Summary

Related Media Coverage

On June 10, 2010, the Environmental and Energy Study Institute (EESI) held a briefing on Americans’ views regarding energy and climate change. Some recent polls have been interpreted as suggesting that Americans are becoming increasingly skeptical about the existence and threat of climate change. Additionally, a number of surveys seem to suggest that when asked to name the issues that concern them most, Americans rank the environment and climate change far behind numerous other issues, including the economy and ongoing wars. Stanford University Professor Jon Krosnick has been conducting national surveys on global warming for more than 15 years and has monitored and interpreted changes in public perception over time on this issue.
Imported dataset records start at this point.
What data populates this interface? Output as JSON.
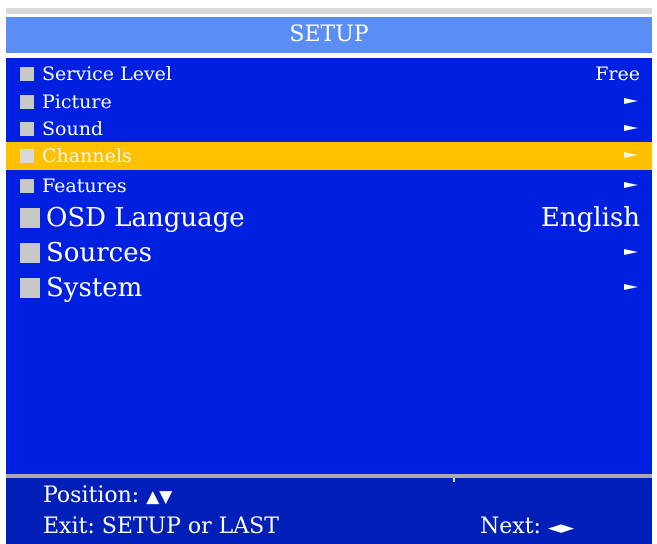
{
  "header": {
    "title": "SETUP"
  },
  "menu": {
    "items": [
      {
        "label": "Service Level",
        "value": "Free"
      },
      {
        "label": "Picture",
        "arrow": "►"
      },
      {
        "label": "Sound",
        "arrow": "►"
      },
      {
        "label": "Channels",
        "arrow": "►",
        "selected": true
      },
      {
        "label": "Features",
        "arrow": "►"
      },
      {
        "label": "OSD Language",
        "value": "English"
      },
      {
        "label": "Sources",
        "arrow": "►"
      },
      {
        "label": "System",
        "arrow": "►"
      }
    ]
  },
  "footer": {
    "position_label": "Position:",
    "position_icon": "▲▼",
    "exit_label": "Exit: SETUP or LAST",
    "next_label": "Next:",
    "next_icon": "◄►"
  },
  "colors": {
    "title_bar": "#5b8ef5",
    "menu_background": "#0020e0",
    "selection_highlight": "#ffc000",
    "footer_background": "#001eb8",
    "bullet": "#c8c8c8",
    "text": "#ffffff"
  },
  "icons": {
    "bullet": "square-bullet-icon",
    "submenu": "right-arrow-icon",
    "position": "up-down-arrows-icon",
    "next": "left-right-arrows-icon"
  }
}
Using new survey data collected in June 2010, this briefing highlighted the results from Dr. Krosnick’s research, in which he tested a range of hypotheses about what the public believes and wants, and why some of those views have changed recently.

  • Headlines in late 2009 regarding public polling surveys led us to think that people do not understand climate change and that they doubt its reality, humans’ contribution to it, and its potential impacts. As a result, it was assumed that the public’s desire for climate change legislation had waned.
  • A sample question from surveys used in late 2009 asked: “From what you have read and heard, is there solid evidence that the temperature has risen in the last few decades?” In 2008, 71 percent said yes, but it dropped to 57 percent in 2009. This decrease prompted the gloomy 2009 headlines, but this question does not ask about people’s belief, their certainty or their concern for climate change.
  • The decline in public concern for climate change issues from 2009 to today could be explained by a series of events that began in late 2009: the “climategate” scandal (hacked University of East Anglia emails), Intergovernmental Panel on Climate Change report “errors,” Copenhagen’s failure to produce a meaningful agreement in many people’s eyes, and the snowy winter experienced in the northeastern United States.
  • However, when Dr. Jon Krosnick attempted to see if these events and issues actually affected people’s views on climate change, he found that they did not. In fact, in using different questions from the ones typically used by Pew and Gallup, the data showed that Americans have not stopped caring about global warming, they understand it better than they did in the past, and they want the government to act now to pass climate change legislation.
  • In Dr. Krosnick’s most recent survey, conducted in June 2010, 75 percent of respondents said that human behavior was responsible for any global warming that has occurred, and 76 percent favored government limiting business’s emissions of greenhouse gases.
  • In looking at how the media has covered climate change, Dr. Krosnick did not find a significant change in number of news stories quoting global warming skeptics. In 2006, nine percent of stories quoted skeptics who said there has not been any warming. In 2007 and 2008 it was eight percent, and in 2009 it was six percent.
  • Dr. Mark Cooper’s research found that the American public has been very consistent over time in their concern about gas prices, dependence on the Middle East, and global warming.
  • When asked if we should reduce oil consumption by raising Corporate Average Fuel Economy (CAFE) standards to 50 miles per gallon, 55 percent said yes. Those polled would rather achieve this by raising standards versus increasing gas taxes. Americans have consistently indicated that they want information about the mileage and fuel economy of their cars.
  • The findings of both studies indicate that Americans throughout the country want politicians to act now to address climate change. Both polls were analyzed on regional levels as well, and indicated no regional variation in concern over climate change or in the belief that the government should do something.